Semi-structured interviews were conducted with 16 cancer patients and 13 oncologists, after watching videotaped consultations illustrating three communication strategies for addressing emotions.
Many participants preferred emotion-oriented speech to address patients' emotions; this strategy was assumed to (positively) affect a broad range of outcomes. Nevertheless, some preferred attentive silence or no emotion-oriented talk at all. Oncologists and patients had similar views on factors that may hinder oncologists to address emotions. Generally, oncologists mentioned that their response to emotions could be improved; for this, various (educational) strategies were suggested.
Patients and oncologists generally agree that patients' emotions can best be addressed by empathic, explorative, acknowledging, and supportive statements. Still, differences in preferences exist, thus oncologists need to attune their communication to the individual patient.
The findings can inform medical communication training and encourage oncologists to improve their communication. The regular videotaping of consultations might be a promising method to provide feedback and reflect, thereby improving oncologists' response to patients' emotions.
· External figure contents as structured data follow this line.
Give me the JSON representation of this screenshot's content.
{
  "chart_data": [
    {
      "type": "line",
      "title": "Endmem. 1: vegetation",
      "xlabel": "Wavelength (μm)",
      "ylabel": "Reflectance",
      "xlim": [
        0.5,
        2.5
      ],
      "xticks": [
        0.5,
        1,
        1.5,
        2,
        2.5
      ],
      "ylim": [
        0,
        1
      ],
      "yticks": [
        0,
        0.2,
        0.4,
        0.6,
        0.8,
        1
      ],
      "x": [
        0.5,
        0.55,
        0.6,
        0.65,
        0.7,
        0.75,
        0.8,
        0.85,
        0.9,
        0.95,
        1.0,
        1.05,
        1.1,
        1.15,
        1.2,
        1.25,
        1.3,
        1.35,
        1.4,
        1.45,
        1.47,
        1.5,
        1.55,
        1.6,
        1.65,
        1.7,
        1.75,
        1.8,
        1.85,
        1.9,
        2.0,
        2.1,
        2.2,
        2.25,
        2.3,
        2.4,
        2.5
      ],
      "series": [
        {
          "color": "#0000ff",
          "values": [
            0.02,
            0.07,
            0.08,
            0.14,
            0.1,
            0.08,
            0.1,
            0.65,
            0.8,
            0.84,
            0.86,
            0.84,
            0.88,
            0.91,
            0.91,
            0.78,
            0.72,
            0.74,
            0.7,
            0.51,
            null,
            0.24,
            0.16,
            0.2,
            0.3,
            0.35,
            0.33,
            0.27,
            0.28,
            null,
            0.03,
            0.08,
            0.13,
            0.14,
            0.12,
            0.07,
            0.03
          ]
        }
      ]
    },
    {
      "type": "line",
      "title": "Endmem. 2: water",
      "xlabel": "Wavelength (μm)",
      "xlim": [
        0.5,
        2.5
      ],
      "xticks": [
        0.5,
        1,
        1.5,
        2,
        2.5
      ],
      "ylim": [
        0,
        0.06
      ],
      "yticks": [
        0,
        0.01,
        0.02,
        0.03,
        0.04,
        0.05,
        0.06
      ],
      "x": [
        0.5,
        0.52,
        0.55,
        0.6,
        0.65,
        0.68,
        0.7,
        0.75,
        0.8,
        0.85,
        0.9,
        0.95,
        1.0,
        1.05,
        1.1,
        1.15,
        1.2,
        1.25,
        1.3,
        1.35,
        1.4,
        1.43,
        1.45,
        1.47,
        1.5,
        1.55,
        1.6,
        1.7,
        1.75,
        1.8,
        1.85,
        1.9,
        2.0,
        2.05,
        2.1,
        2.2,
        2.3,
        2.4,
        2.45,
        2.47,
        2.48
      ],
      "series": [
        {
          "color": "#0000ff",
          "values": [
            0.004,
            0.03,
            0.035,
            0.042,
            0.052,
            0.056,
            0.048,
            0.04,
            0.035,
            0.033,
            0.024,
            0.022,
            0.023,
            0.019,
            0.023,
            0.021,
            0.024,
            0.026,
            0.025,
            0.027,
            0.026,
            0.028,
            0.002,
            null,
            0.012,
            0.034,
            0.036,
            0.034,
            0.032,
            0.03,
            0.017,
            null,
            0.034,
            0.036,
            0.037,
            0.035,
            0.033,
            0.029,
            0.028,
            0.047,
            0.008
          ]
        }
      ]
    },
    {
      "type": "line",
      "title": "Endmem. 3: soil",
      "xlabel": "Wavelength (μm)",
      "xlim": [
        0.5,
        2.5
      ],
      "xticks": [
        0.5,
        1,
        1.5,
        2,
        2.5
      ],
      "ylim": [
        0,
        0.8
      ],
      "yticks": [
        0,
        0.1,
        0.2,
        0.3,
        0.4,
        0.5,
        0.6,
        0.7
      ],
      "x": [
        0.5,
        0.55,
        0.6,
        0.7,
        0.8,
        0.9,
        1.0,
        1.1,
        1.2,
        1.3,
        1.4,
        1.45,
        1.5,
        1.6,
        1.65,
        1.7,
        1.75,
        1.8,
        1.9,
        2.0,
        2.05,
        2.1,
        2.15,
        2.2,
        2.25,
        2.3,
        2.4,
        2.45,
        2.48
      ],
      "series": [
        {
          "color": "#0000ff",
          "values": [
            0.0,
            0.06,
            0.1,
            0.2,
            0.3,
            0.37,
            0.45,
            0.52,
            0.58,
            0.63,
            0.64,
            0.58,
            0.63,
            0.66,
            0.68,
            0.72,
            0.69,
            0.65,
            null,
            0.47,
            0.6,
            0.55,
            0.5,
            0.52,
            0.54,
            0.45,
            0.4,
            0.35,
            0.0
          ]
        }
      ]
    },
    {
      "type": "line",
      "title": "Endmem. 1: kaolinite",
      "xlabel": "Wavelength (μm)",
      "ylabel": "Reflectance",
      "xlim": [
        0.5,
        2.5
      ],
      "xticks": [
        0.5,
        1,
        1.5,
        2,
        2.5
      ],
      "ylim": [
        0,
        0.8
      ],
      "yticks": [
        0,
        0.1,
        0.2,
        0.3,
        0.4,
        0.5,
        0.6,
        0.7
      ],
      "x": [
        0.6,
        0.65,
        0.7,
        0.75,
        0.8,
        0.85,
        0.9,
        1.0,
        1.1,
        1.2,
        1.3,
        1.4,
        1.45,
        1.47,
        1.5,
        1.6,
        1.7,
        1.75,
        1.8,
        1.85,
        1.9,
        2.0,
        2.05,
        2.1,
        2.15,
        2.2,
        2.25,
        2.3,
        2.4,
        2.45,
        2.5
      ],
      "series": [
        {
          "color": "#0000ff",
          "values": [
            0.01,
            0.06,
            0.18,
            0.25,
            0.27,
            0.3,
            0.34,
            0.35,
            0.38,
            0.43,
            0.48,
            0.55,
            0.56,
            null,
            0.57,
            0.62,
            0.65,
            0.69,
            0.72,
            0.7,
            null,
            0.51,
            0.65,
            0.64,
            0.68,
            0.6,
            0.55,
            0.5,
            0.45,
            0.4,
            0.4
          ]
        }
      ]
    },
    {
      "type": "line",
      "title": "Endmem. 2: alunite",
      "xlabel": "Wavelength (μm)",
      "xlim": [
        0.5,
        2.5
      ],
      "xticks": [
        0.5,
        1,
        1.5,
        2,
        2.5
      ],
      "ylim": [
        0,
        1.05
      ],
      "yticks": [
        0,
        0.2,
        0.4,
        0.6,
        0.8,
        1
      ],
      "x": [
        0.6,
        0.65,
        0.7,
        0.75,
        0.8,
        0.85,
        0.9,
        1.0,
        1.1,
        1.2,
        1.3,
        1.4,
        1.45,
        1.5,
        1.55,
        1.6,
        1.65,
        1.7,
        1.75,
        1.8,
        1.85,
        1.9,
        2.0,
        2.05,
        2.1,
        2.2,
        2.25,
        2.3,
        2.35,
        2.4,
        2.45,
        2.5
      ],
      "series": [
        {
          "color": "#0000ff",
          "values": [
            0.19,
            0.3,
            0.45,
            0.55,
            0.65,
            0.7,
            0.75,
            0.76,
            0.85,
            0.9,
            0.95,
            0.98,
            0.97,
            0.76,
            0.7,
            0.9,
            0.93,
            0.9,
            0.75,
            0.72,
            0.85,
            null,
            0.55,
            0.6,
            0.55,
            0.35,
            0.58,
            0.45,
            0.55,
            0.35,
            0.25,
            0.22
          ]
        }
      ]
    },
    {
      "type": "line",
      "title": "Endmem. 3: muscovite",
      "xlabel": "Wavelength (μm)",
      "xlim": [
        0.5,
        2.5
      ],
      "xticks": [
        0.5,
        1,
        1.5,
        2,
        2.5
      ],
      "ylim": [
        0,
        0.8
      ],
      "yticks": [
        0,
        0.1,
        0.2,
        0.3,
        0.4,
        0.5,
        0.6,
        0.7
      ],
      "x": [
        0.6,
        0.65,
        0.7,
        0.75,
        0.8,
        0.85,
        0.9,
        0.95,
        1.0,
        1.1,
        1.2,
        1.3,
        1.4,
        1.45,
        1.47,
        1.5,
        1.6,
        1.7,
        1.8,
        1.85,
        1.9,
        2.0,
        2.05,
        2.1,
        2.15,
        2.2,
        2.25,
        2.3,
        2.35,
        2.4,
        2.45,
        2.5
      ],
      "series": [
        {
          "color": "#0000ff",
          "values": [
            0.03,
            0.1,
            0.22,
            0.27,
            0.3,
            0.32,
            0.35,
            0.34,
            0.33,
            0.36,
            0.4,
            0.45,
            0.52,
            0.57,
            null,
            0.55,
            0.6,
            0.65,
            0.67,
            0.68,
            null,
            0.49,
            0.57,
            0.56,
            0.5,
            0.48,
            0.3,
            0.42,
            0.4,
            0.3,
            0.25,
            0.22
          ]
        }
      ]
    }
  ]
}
本定性研究探讨了患者和肿瘤医生对于在咨询中如何最佳处理情绪的看法,并探讨了肿瘤医生对于其自身沟通方式的看法,以及改善肿瘤医生对患者情绪反应的策略。
对 16 名癌症患者和 13 名肿瘤医生进行了半结构式访谈,他们在观看了三个用于处理情绪的沟通策略的录像咨询后参与了此次访谈。
许多参与者倾向于采用以情绪为导向的语言来处理患者的情绪;这种策略被认为会(积极)影响广泛的结果。然而,一些人更喜欢关注的沉默或根本不采用以情绪为导向的谈话。肿瘤医生和患者对于可能阻碍肿瘤医生处理情绪的因素有类似的看法。通常,肿瘤医生提到他们可以通过共情、探索性、承认和支持性的话语来改善对情绪的反应;为此,提出了各种(教育)策略。
患者和肿瘤医生普遍认为,以共情、探索性、承认和支持性的话语可以最佳地处理患者的情绪。然而,偏好存在差异,因此肿瘤医生需要根据个体患者来调整他们的沟通方式。
研究结果可为医学沟通培训提供信息,并鼓励肿瘤医生改善他们的沟通。定期录制咨询视频可能是提供反馈和反思的一种很有前途的方法,从而改善肿瘤医生对患者情绪的反应。